Obligacja to nie lokata
Eksperci zwracają uwagę, że inwestorzy indywidualni z entuzjazmem reagują na każdą propozycję obiecującą kilkuprocentowy zwrot. Na przykład Getin Noble Bank sprzedał obligacje podporządkowane z odsetkami WIBOR plus 5 pkt proc. Tymczasem jak mówi Piotr Miliński, ceny jego papierów na rynku Catalyst wskazują, że tego typu obligacje powinny oferować premię w wysokości 9–10 pkt, a nie 5 pkt proc.
Warto też pamiętać, że obligacje to nie lokaty, które są w pełni chronione przez Bankowy Fundusz Gwarancyjny do kwoty 100 tys. euro. Raz na jakiś czas słyszy się o spółkach, często notowanych na Catalyst, które nie tylko nie zdołały wypłacić odsetek, ale także nie były w stanie zwrócić inwestorom kapitału w dniu wykupu obligacji. A to oznacza zwykle duże straty, nawet w przypadku obligacji zabezpieczonych, ponieważ egzekucja zabezpieczenia jest trudna, czasochłonna i nawet jeśli zakończy się sukcesem, to udaje się odzyskać jedynie część kapitału.
Warto też zwrócić uwagę na rodzaj obligacji. Banki, na przykład teraz Pocztowy, często oferują obligacje podporządkowane, które po uzyskaniu zgody Komisji Nadzoru Finansowego mogą zaliczyć do kapitałów własnych. Jednak to specyficzny rodzaj papierów. W razie ogłoszenia niewypłacalności spółki zobowiązania wobec obligatariuszy podporządkowanych są zaspokajane niemal na samym końcu. Tego typu papiery mają pierwszeństwo jedynie przed właścicielami spółki. Zatem obligatariusze podporządkowani nie mogą liczyć na odzyskanie jakichkolwiek środków, jeśli emitent zbankrutuje (co w przypadku banków jest mało prawdopodobne, szczególnie tych z udziałem Skarbu Państwa).

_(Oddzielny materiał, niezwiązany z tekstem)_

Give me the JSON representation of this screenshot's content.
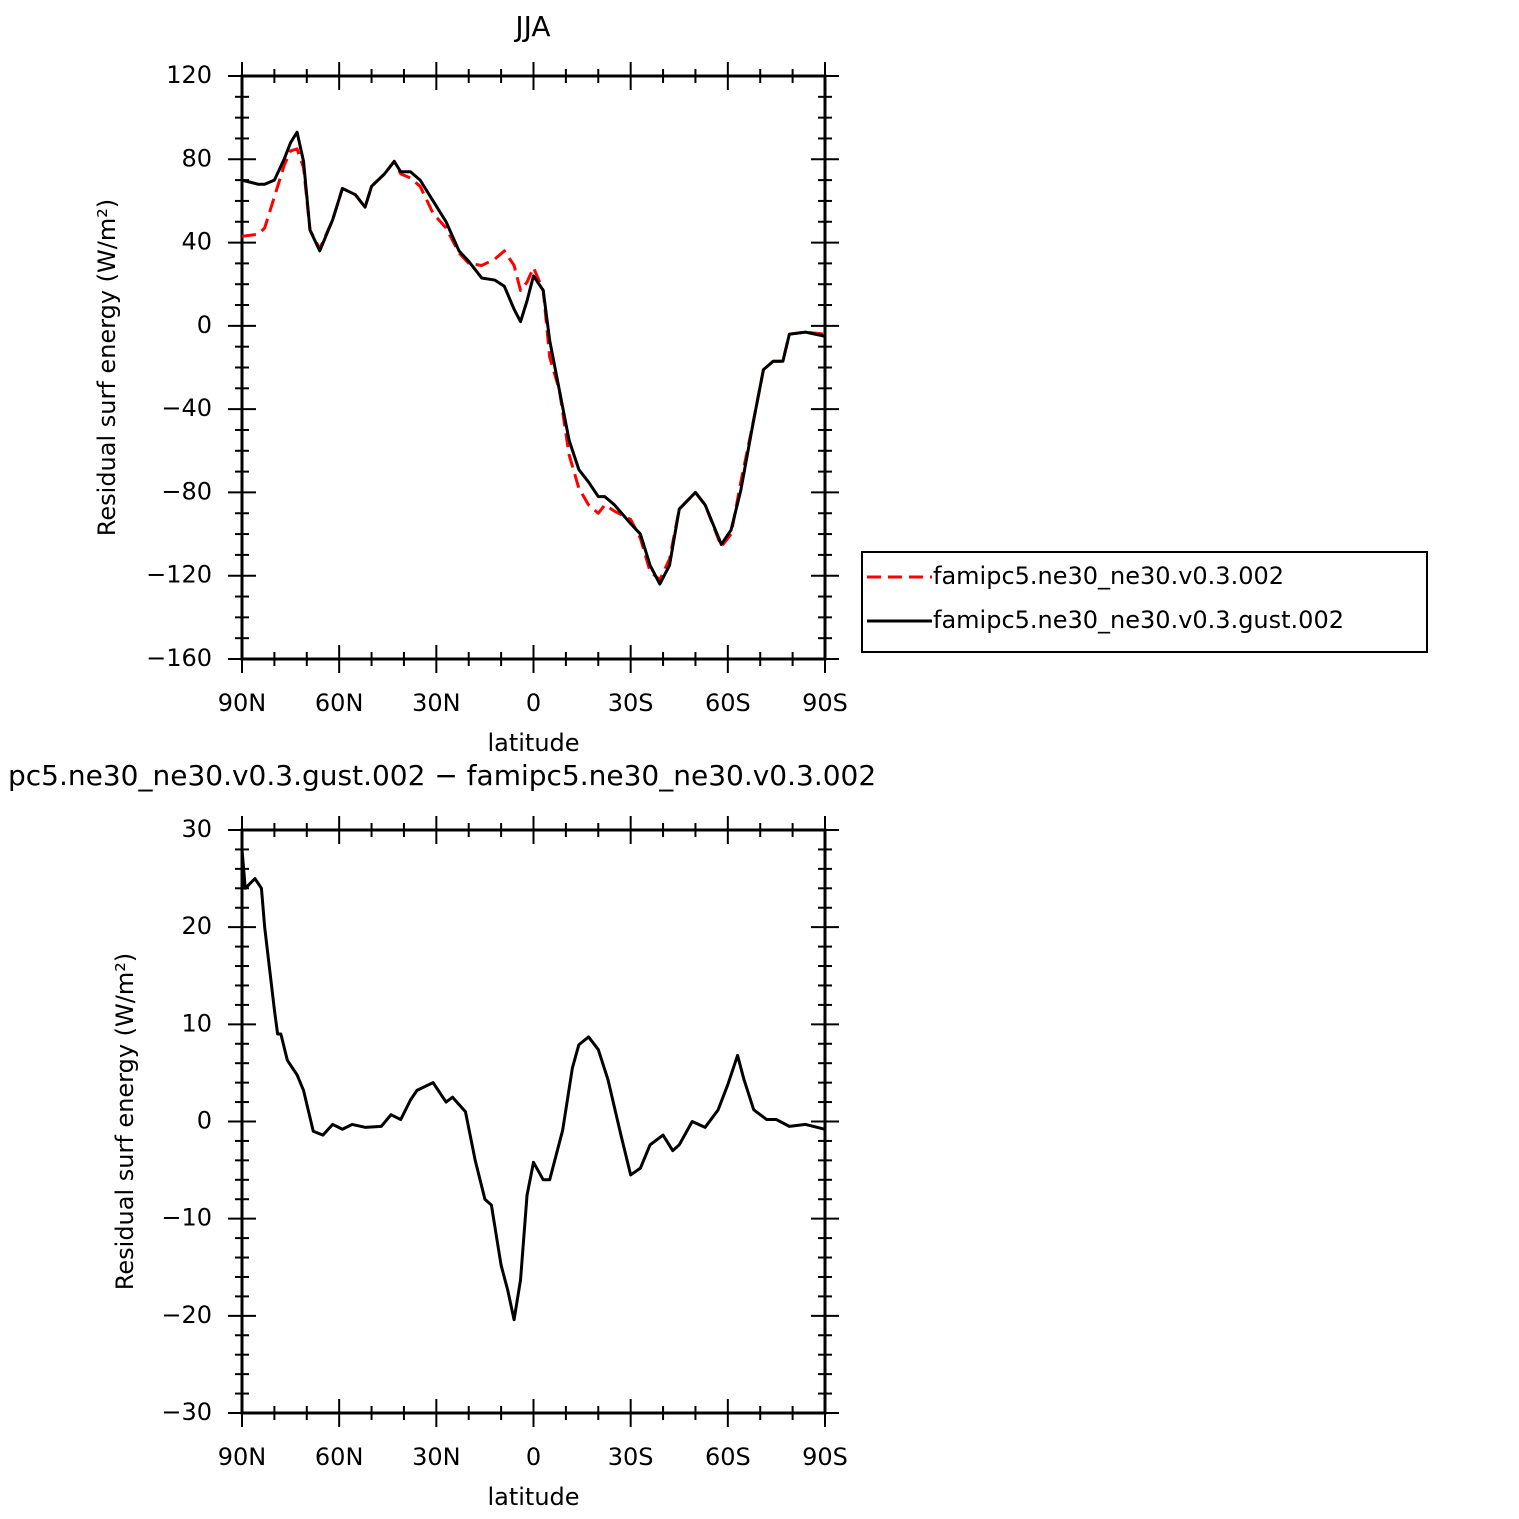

– Podwyższone ryzyko przekłada się na wyższe odsetki, które musi zapłacić emitent. Na Catalyst różnica w oprocentowaniu między papierami zwykłymi a podporządkowanymi to 1,5–2 pkt proc., chociaż bywa większa – twierdzi Piotr Miliński.
Będą kolejne oferty
W ostatnich tygodniach oferty publiczne obligacji z sukcesem przeprowadziły m.in. Alior Bank (220 mln zł), Kruk (65 mln zł, prowadzi teraz kolejną), Best (90 mln zł), PCC Rokita (45 mln zł), Ghelamco (50 mln zł). Zdaniem ekspertów będą kolejne oferty, na co wskazuje liczba otwartych programów emisji obligacji. Na rynek mogą wrócić Rokita, Kruk, Best czy Alior.
Oprocentowanie obligacji spada
Oprocentowanie notowanych na Catalyst obligacji korporacyjnych (mediana) wynosiło w I kwartale 8,5 proc. (papiery o stałym kuponie) oraz 5,69 proc. (zmiennokuponowe). Rok wcześniej było wyższe, wynosiło odpowiednio 9 proc. i 6,22 proc. Popularność obligacji nie dziwi w kontekście słabości rynku akcji i niskiego oprocentowania depozytów bankowych. Średnie oprocentowanie lokat kwartalnych, półrocznych i rocznych w ostatnich miesiącach wynosi około 2 proc. w skali roku.